[social_buttons] Utah’s move to a four-day workweek of 10 hour days for government workers has cut energy usage by 13 percent, and once they figure out how to turn off giant office air conditioning and heating units while they’re out of the office, it could rise to the hoped for 20%. Out of a state budget of $11 billion, they have saved $3 million on electricity and gas for 125 state-owned buildings.
Other states are looking at trying this idea, and expanding it to include shutting schools, or stores or businesses. Power use in office buildings alone is a huge emitter of carbon.
The elimination of a work day would also eliminate two rush hours each week across the country, cutting your commuting costs and carbon emissions by 20%, just by driving to work four days instead of five.
Rush hour driving in itself burns up more gas. Snail-pace stop-start commuting causes more pollution than regular driving. (Well, unless you live in an area with great places to go on weekends; then those weekend commutes can sometimes be just as bad.)

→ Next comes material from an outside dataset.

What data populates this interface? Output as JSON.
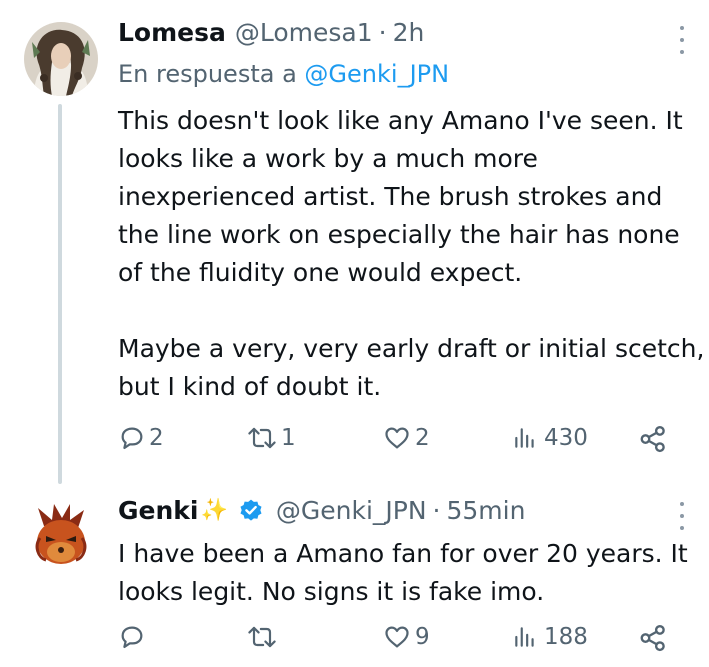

Of course, expanding the idea to include shutting everything down one day a week; (not just government offices) is more likely to cut more carbon. But still, for Utah government offices, not bad going. Those Utah government workers now can boast of having “Green jobs.”
And it certainly makes it less stressful for you to get those building permits and contest your speeding tickets in traffic court when government offices are still open when you get out of work on a cool Utah evening.